Adam’s case after the interview with the chatbot: the ethical burden of companies and the regulatory vacuum on the development of the AI

John

By John

The suicide of Adam, the 16 -year -old Californian who – according to the complaint of his parents – has committed his life because of a state of discomfort sharp from the use of chatgpt, has rekindled the spotlight on the AI.

The “interview” to the main “accused” (the software created by Openai, in fact), published in Gazzetta del Sud, seems to play as the famous phrase of Andersen’s fairy tale: “The king is naked”. The same application, questioned on the incident, first admitted a failure in its programming, saying he was unprepared in front of such cases. He then recognized that he did not experience emotions and, therefore, not to be able to have empathic relationships with users. We add that algorithmic logic provides, within these communicative environments, the strengthening of the beliefs (whatever they are) of those who frequent them. In essence, if we feel a problematic phenomenon, the machine must, first of all, confirm it as such and avoid proposing opposite ideas, in order not to generate conflict.

Finally, in the last part of the dialogue, Chatgpt launches his j’avusa: the tragic end of Adam is also a cultural failure, since “a society let a boy find comfort in a car instead of in a human network”.

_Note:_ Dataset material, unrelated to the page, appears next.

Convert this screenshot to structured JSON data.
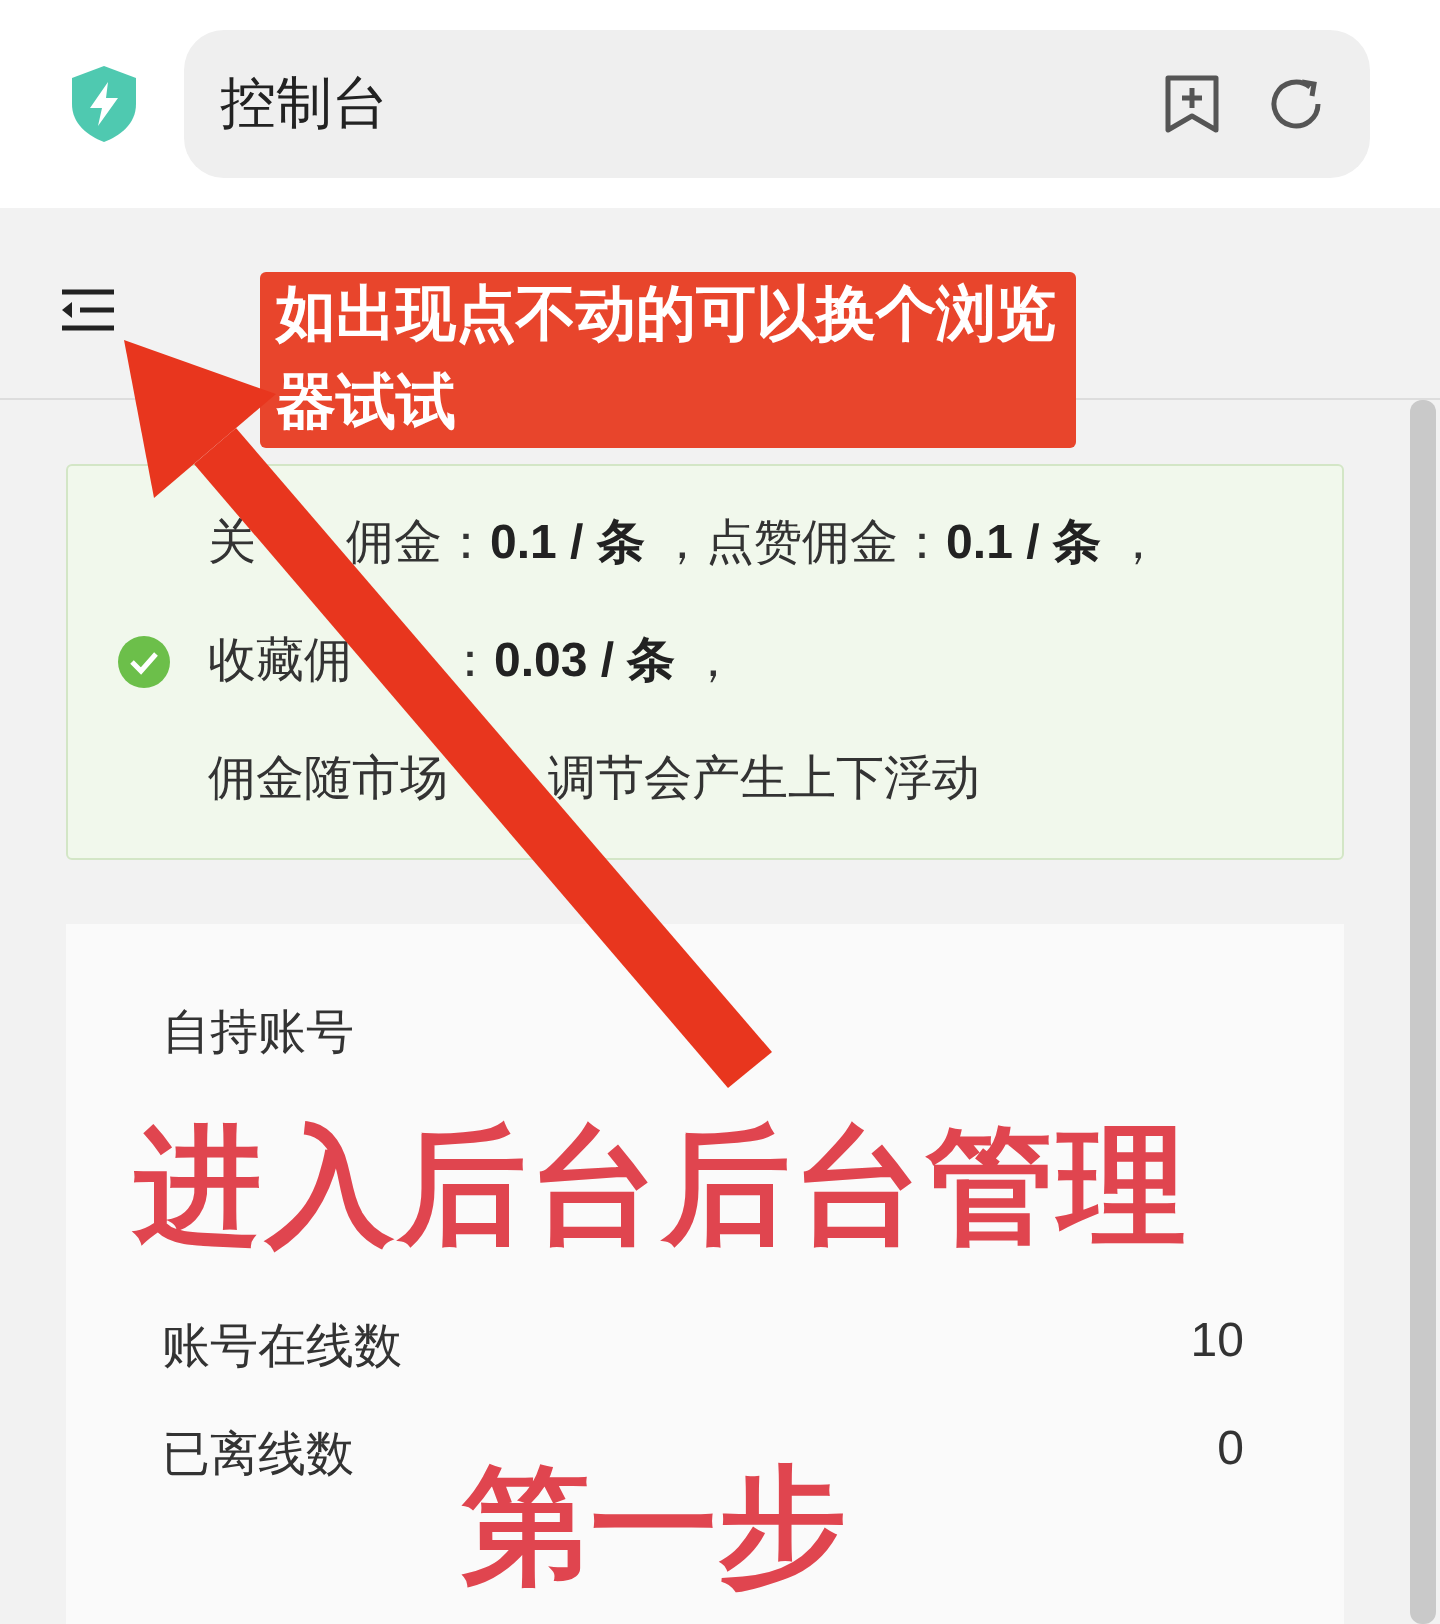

The focal point that, however, seems to escape in this scenario, in our opinion, is another. The manufacturers of IA, it must be reiterated, have enormous ethical responsibilities and, despite this being clear, there are still no sufficient regulatory fences to direct their development. But we cannot make the IA the scapegoat of youth difficulties, replicating an operation that periodically repeats itself with the advent of new media.

Starting from the 1960s, for example, rock music was put on the defendants. Then, the shift of the “bad teacher” TV came. So, the network, cell phones, social networks. Certainly, technological innovations create anxieties, especially for those generations which, with their diffusion, see consolidated reference points of reference. Those same generations, however, delegate to these instruments ever increasing educational tasks. It is true that the cultural models promoted by the AI ​​are more invasive, for example, than the television ones. The mechanism, however, does not change: the day before yesterday the TV served as a babysitter for long afternoons; Yesterday cell phones kept guys and girls busy. Today, Chatgpt is a study companion, games, teacher and confidant.

Try to ask the AI, then, what loneliness is. It will answer you aseptically that it can be negative (“when you feel it as an emptiness, isolation, lack of someone to share with”) or positive (“like an intimate space in which to find yourself, recharge, really listen to”). We should all know how, for those who are fragile, especially young people, this risks being a very dangerous answer if not mediated by a critical interpretation.